Reuters. Romanian lawmakers toppled Prime Minister Ilie Bolojan's pro-EU government in a no-confidence vote on Tuesday (May 5), putting at risk the country's sovereign debt ratings, its access to EU funds and the stability of its currency.
Bolojan has led a minority government since late April when the Social Democrats - the largest party in parliament - called for his resignation and then walked out of the four-party coalition and teamed up with the far-right opposition to file a no-confidence vote.
Although a snap election looks unlikely, financial markets are concerned that the turbulence could mean Bucharest wavers in its commitment to narrowing the European Union's biggest budget deficit. Romania's leu currency fell to a record low against the euro ahead of Tuesday's vote.

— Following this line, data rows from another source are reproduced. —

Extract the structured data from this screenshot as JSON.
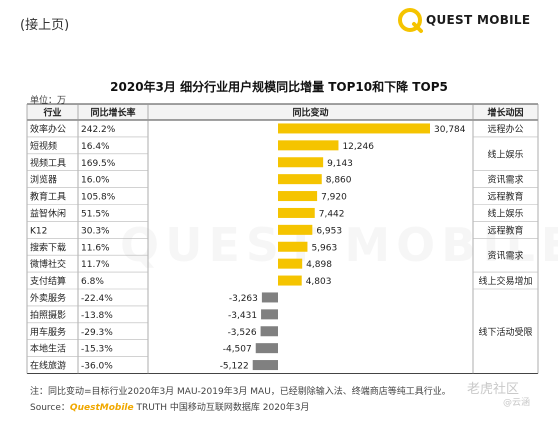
{
  "header": {
    "continued": "(接上页)",
    "logo_text": "QUEST MOBILE",
    "brand_color": "#f5c400"
  },
  "title": "2020年3月 细分行业用户规模同比增量 TOP10和下降 TOP5",
  "unit": "单位：万",
  "columns": {
    "industry": "行业",
    "growth": "同比增长率",
    "change": "同比变动",
    "driver": "增长动因"
  },
  "chart_data": {
    "type": "bar",
    "orientation": "horizontal",
    "title": "2020年3月 细分行业用户规模同比增量 TOP10和下降 TOP5",
    "unit": "万",
    "categories": [
      "效率办公",
      "短视频",
      "视频工具",
      "浏览器",
      "教育工具",
      "益智休闲",
      "K12",
      "搜索下载",
      "微博社交",
      "支付结算",
      "外卖服务",
      "拍照摄影",
      "用车服务",
      "本地生活",
      "在线旅游"
    ],
    "growth_rates": [
      "242.2%",
      "16.4%",
      "169.5%",
      "16.0%",
      "105.8%",
      "51.5%",
      "30.3%",
      "11.6%",
      "11.7%",
      "6.8%",
      "-22.4%",
      "-13.8%",
      "-29.3%",
      "-15.3%",
      "-36.0%"
    ],
    "values": [
      30784,
      12246,
      9143,
      8860,
      7920,
      7442,
      6953,
      5963,
      4898,
      4803,
      -3263,
      -3431,
      -3526,
      -4507,
      -5122
    ],
    "value_labels": [
      "30,784",
      "12,246",
      "9,143",
      "8,860",
      "7,920",
      "7,442",
      "6,953",
      "5,963",
      "4,898",
      "4,803",
      "-3,263",
      "-3,431",
      "-3,526",
      "-4,507",
      "-5,122"
    ],
    "positive_color": "#f5c400",
    "negative_color": "#808080"
  },
  "drivers": [
    {
      "text": "远程办公",
      "from": 0,
      "to": 0
    },
    {
      "text": "线上娱乐",
      "from": 1,
      "to": 2
    },
    {
      "text": "资讯需求",
      "from": 3,
      "to": 3
    },
    {
      "text": "远程教育",
      "from": 4,
      "to": 4
    },
    {
      "text": "线上娱乐",
      "from": 5,
      "to": 5
    },
    {
      "text": "远程教育",
      "from": 6,
      "to": 6
    },
    {
      "text": "资讯需求",
      "from": 7,
      "to": 8
    },
    {
      "text": "线上交易增加",
      "from": 9,
      "to": 9
    },
    {
      "text": "线下活动受限",
      "from": 10,
      "to": 14
    }
  ],
  "footer": {
    "note": "注：同比变动=目标行业2020年3月 MAU-2019年3月 MAU，已经剔除输入法、终端商店等纯工具行业。",
    "source_label": "Source：",
    "source_brand": "QuestMobile",
    "source_text": " TRUTH 中国移动互联网数据库 2020年3月"
  },
  "watermarks": {
    "center": "QUEST MOBILE",
    "corner": "老虎社区",
    "corner_sub": "@云涵"
  }
}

Tuesday's no-confidence motion garnered 281 votes, above the 233 needed to pass, the official parliamentary count showed.
The current coalition came to power 10 months ago with a view to containing the gains of the far right after a series of polarizing elections, and it had begun to reduce the deficit, narrowly avoiding a ratings downgrade from the last rung of investment grade.
But the Social Democrats -without whom a pro-EU majority cannot be achieved - have repeatedly clashed with Bolojan as his austerity measures have hit their voters and patronage networks, while their popular support has bled away to the far right.
Romania's next parliamentary election is not due until 2028. It has never held an early election and analysts say the likelihood of one now is small as the opposition hard-right Alliance for Uniting Romanians (AUR) leads in opinion polls.
Centrist President Nicusor Dan, who nominates the prime minister, is now expected to invite parties for negotiations and attempt to rebuild the four-party pro-EU coalition under a different member of Bolojan's Liberals or perhaps a technocrat as prime minister.
The Social Democrats (PSD) have often said they would rejoin a pro-EU coalition under a different premier.
Bolojan's party has so far ruled out collaborating with the Social Democrats again, though some senior party members have pushed for reconciliation.
Bolojan will stay on as interim premier with limited powers until a new government is approved by parliament.
Romania must continue to shrink its deficit as well as implement reforms in order to tap some 10 billion euros worth of EU recovery and resilience funds before an August cutoff date. The deficit is expected to narrow to 6.2% of economic output this year from more than 9% in 2024.